Libra (Sept. 23-Oct. 22)

Let's say you were writing an e-mail to a friend about someone you were dating—a very frank and explicit e-mail, brutally listing all their flaws, as well as the things you like about them. Then you accidentally send the e-mail to the person in question. Such a gaffe would very likely be a deal-breaker, but there's a chance you could salvage the situation—by quite simply owning what you said instead of trying to desperately backpedal. It might be hard for you diplomatic Libras to claim your harshest words and feelings, but demonstrating that you can be that honest and real can only work in your favor.

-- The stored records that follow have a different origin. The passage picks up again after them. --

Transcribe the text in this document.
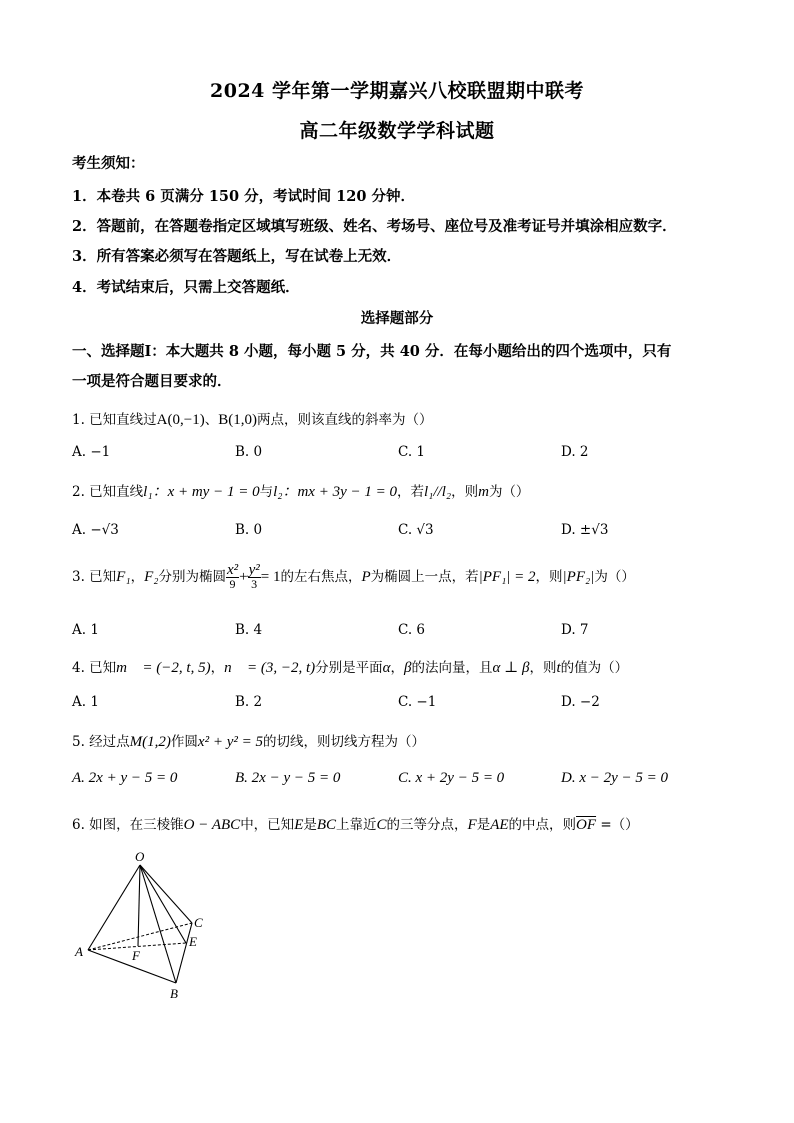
2024 学年第一学期嘉兴八校联盟期中联考
高二年级数学学科试题
考生须知：
1．本卷共 6 页满分 150 分，考试时间 120 分钟．
2．答题前，在答题卷指定区域填写班级、姓名、考场号、座位号及准考证号并填涂相应数字．
3．所有答案必须写在答题纸上，写在试卷上无效．
4．考试结束后，只需上交答题纸．
选择题部分
一、选择题Ⅰ：本大题共 8 小题，每小题 5 分，共 40 分．在每小题给出的四个选项中，只有
一项是符合题目要求的．
1. 已知直线过A(0,−1)、B(1,0)两点，则该直线的斜率为（）
A. −1	B. 0	C. 1	D. 2
2. 已知直线l₁：x + my − 1 = 0与l₂：mx + 3y − 1 = 0，若l₁//l₂，则m为（）
A. −√3	B. 0	C. √3	D. ±√3
3. 已知F₁，F₂分别为椭圆 $\frac{\text{x²}}{9} + \frac{\text{y²}}{3} = 1$的左右焦点，P为椭圆上一点，若|PF₁| = 2，则|PF₂|为（）
A. 1	B. 4	C. 6	D. 7
4. 已知m⃗ = (−2, t, 5)，n⃗ = (3, −2, t)分别是平面α，β的法向量，且α ⊥ β，则t的值为（）
A. 1	B. 2	C. −1	D. −2
5. 经过点M(1,2)作圆x² + y² = 5的切线，则切线方程为（）
A. 2x + y − 5 = 0	B. 2x − y − 5 = 0	C. x + 2y − 5 = 0	D. x − 2y − 5 = 0
6. 如图，在三棱锥O − ABC中，已知E是BC上靠近C的三等分点，F是AE的中点，则$\overline{OF}$ =（）
O
A
B
C
E
F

If you find yourself in such a situation, try it—it's not as if you have anything to lose.

Scorpio (Oct. 23-Nov. 21)

Scorpios abide by their own set of personalized ethics that don't always perfectly coincide with those popular in modern society. I don't think there's any stopping you from pursuing these activities you so conveniently rationalize as "harmless" (or nearly so), even if they're sketchy. That's fine. Just do everyone else a favor and keep them secret. If you reveal your questionable behaviors, you put other people in the touchy spot of having to be tacit accomplices to whatever you're up to, or having to call you on it. Better to eat your cake in secret, then hide the crumbs.

Sagittarius (Nov. 22-Dec. 21)

Perfectly lovely people are still occasionally capable of doing perfectly abominable things when they're under stress. In such circumstances, I'm not suggesting you ought to issue them a free pass, but an isolated incident of bad behavior should probably be met with compassion rather than judgment. Patterns, even emerging ones, should be addressed directly, but the best way to deal with a freak-out is to simply be supportive and help everyone move on. That, my dear, is what friends are for. This week, don't be judge and jury, parent, or critic. Just be a friend.


Capricorn (Dec. 22-Jan. 19)

What you're up to is a lot like raking dry leaves on a very windy day. Much of your labor is erased by the gusts scattering the piles you've meticulously made. How frustrating! You can of course continue to slog away at the task; given your persistence and determination, you will eventually get it done. But ask yourself: Is this really something that has to be finished today? I know you're leery of excuses to procrastinate, but sometimes, in the name of efficiency and actually accomplishing your goals, your best bet is to put off a task until you can accomplish it without the very elements fighting against you.

Aquarius (Jan. 20-Feb. 18)

Having an opinion is a fine thing (and it's not as though I could stop you). However, sometimes it crosses over into being judgmental, which isn't something likely to bring you joy or do anyone any good. It's perfectly fine to steer clear of an aspect of someone's life that you're not crazy about, but shunning or condemning them for it is just generally a bad idea. Instead, focus on the positive things you enjoy, and change the subject rather than harp on your push-button topics, if you want to avoid pointless unproductive conflict and stress this week—and I can't imagine why you wouldn't.

Pisces (Feb. 19-March 20)

Symbols are just that: symbols. Invest them with too much meaning and they could obscure the truth of whatever they're supposed to represent. Is a marriage a ring, for example? A ring doesn't make someone less likely to cheat or more likely to be a good partner. Whether or not someone wears your ring might or might not have meaning; instead of getting too caught up on one little thing, take a look at the broader issues behind the symbol you're quietly obsessing about. If things seem sweet otherwise, I'd suggest letting go of this particular symbol; it's ultimately irrelevant.